Fannie and Freddie Slated To Become “Government Regulated Utilities”?

We occasionally like to look in on the blog of Bill Maloni, former chief lobbyist of Fannie Mae, for some insights into the GSEs.  He reported on some interesting rumors yesterday:

Mr. Z (my name for him), the knowledgeable Washington financial services expert, suggested to me—and likely others, the blabbermouth—that the Treasury’s announced plan to backstop the GSEs, “if” they ever needed help, really was part of a broader Paulson scheme to do away with those “d****d GSEs” in their current structure.

Mr. Z speculated that the Treasury Secretary—who successfully sold his idea to the Congress—cunningly would employ his new authority to reduce the GSEs to a "government regulated utility" status, which the mortgage market still would heavily use, but which minimizes Fannie’s and Freddie’s overall financial risk as well as profit. The scheme would introduce some additional cost and inefficiency into the residential real estate market, but nobody would really question it or care, since so much else is going on with the economy and national politics.

The “Wise One” snarkily labeled the Paulson plan the “Gulf of Tonkin” resolution, analogous to what Congress passed when it used a questionable military incident in that puddle of water to give President Johnson the authority to declare war against North Vietnam.

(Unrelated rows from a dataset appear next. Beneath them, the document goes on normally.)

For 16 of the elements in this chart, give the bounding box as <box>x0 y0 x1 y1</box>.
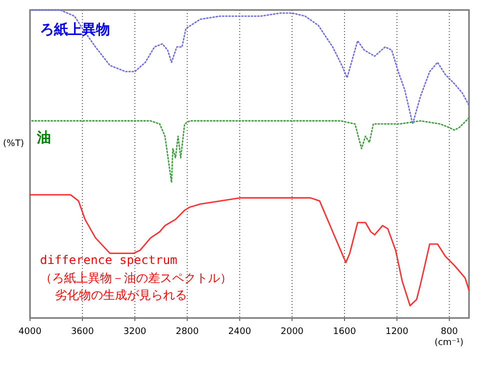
series-label: ろ紙上異物 <box>40 22 110 38</box>
annotation: （ろ紙上異物－油の差スペクトル） <box>40 271 232 285</box>
x-tick-label: 3600 <box>70 327 94 337</box>
x-tick-label: 800 <box>440 327 458 337</box>
x-tick-label: 2800 <box>176 327 199 337</box>
x-tick-label: 1600 <box>333 327 356 337</box>
y-axis-title: (%T) <box>3 139 24 149</box>
x-tick-label: 3200 <box>123 327 147 337</box>
series-label: 油 <box>36 130 51 146</box>
annotation: 劣化物の生成が見られる <box>55 288 187 302</box>
x-tick-label: 2000 <box>280 327 304 337</box>
series-label: difference spectrum <box>40 253 178 267</box>
x-tick-label: 2400 <box>228 327 252 337</box>
x-tick-label: 4000 <box>18 327 42 337</box>
x-tick-label: 1200 <box>385 327 409 337</box>
x-axis-title: (cm⁻¹) <box>434 338 464 348</box>
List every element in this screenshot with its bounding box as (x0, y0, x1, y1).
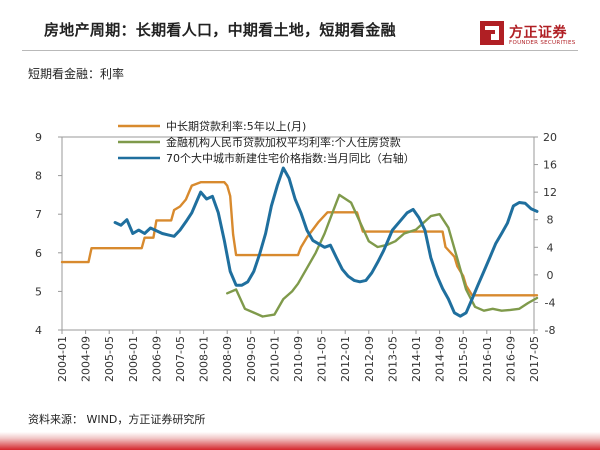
y-right-tick-label: 12 (543, 186, 557, 199)
x-tick-label: 2010-09 (292, 336, 305, 382)
y-left-tick-label: 7 (35, 208, 42, 221)
y-right-tick-label: 8 (547, 214, 554, 227)
y-left-tick-label: 5 (35, 285, 42, 298)
page-title: 房地产周期：长期看人口，中期看土地，短期看金融 (44, 21, 396, 39)
x-tick-label: 2013-05 (386, 336, 399, 382)
legend-label-3: 70个大中城市新建住宅价格指数:当月同比（右轴） (166, 151, 415, 165)
legend-label-2: 金融机构人民币贷款加权平均利率:个人住房贷款 (166, 135, 401, 149)
y-left-tick-label: 9 (35, 131, 42, 144)
x-tick-label: 2014-01 (410, 336, 423, 382)
brand-name: 方正证券 (509, 25, 567, 41)
y-right-tick-label: 20 (543, 131, 557, 144)
x-tick-label: 2008-09 (221, 336, 234, 382)
brand-logo: 方正证券 FOUNDER SECURITIES (480, 21, 580, 49)
x-tick-label: 2010-01 (268, 336, 281, 382)
series-line-3 (113, 166, 539, 318)
footer-band (0, 432, 600, 450)
x-tick-label: 2004-09 (80, 336, 93, 382)
data-source-note: 资料来源： WIND，方正证券研究所 (28, 413, 206, 426)
series-line-2 (226, 193, 539, 318)
x-tick-label: 2006-01 (127, 336, 140, 382)
y-right-tick-label: 0 (547, 269, 554, 282)
section-subtitle: 短期看金融：利率 (28, 67, 125, 81)
x-tick-label: 2017-05 (528, 336, 541, 382)
x-tick-label: 2015-05 (457, 336, 470, 382)
y-right-tick-label: 16 (543, 159, 557, 172)
x-tick-label: 2014-09 (434, 336, 447, 382)
y-right-tick-label: 4 (547, 241, 554, 254)
x-tick-label: 2004-01 (56, 336, 69, 382)
x-tick-label: 2007-05 (174, 336, 187, 382)
x-tick-label: 2011-05 (316, 336, 329, 382)
brand-subtitle: FOUNDER SECURITIES (509, 40, 576, 46)
y-left-tick-label: 6 (35, 247, 42, 260)
x-tick-label: 2012-09 (363, 336, 376, 382)
y-right-tick-label: -4 (545, 296, 556, 309)
x-tick-label: 2005-05 (103, 336, 116, 382)
x-tick-label: 2016-09 (504, 336, 517, 382)
x-tick-label: 2006-09 (150, 336, 163, 382)
x-tick-label: 2012-01 (339, 336, 352, 382)
x-tick-label: 2016-01 (481, 336, 494, 382)
y-left-tick-label: 8 (35, 170, 42, 183)
legend-label-1: 中长期贷款利率:5年以上(月) (166, 119, 306, 133)
title-divider (22, 50, 578, 51)
y-left-tick-label: 4 (35, 324, 42, 337)
y-right-tick-label: -8 (545, 324, 556, 337)
series-line-1 (60, 181, 539, 297)
founder-securities-logo-icon (480, 21, 504, 45)
x-tick-label: 2009-05 (245, 336, 258, 382)
x-tick-label: 2008-01 (198, 336, 211, 382)
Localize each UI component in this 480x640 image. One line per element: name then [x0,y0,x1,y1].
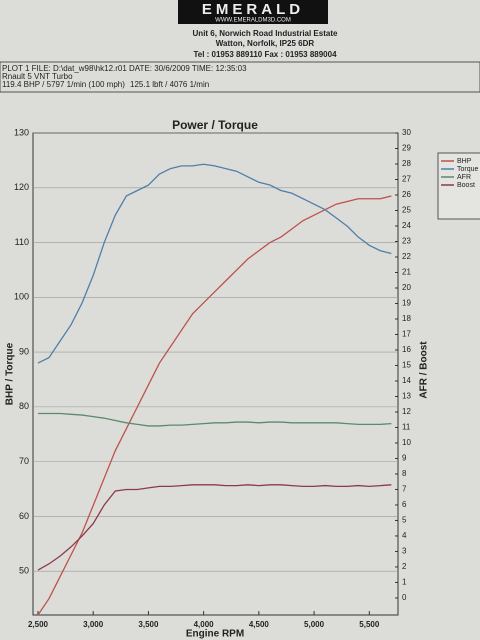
address: Unit 6, Norwich Road Industrial Estate [193,29,338,38]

This week, PIMCO’s Bill Gross suggested that both Fannie Mae and Freddie will be bailed out by Treasury within weeks. When the GSE bill was signed, a respected Washington journalist, who has covered GSE issues for years, confidently told me that she thinks that both companies would be “nationalized within a year.” Others have made similar calls and just in the past few days.

What do they know/see that I don’t??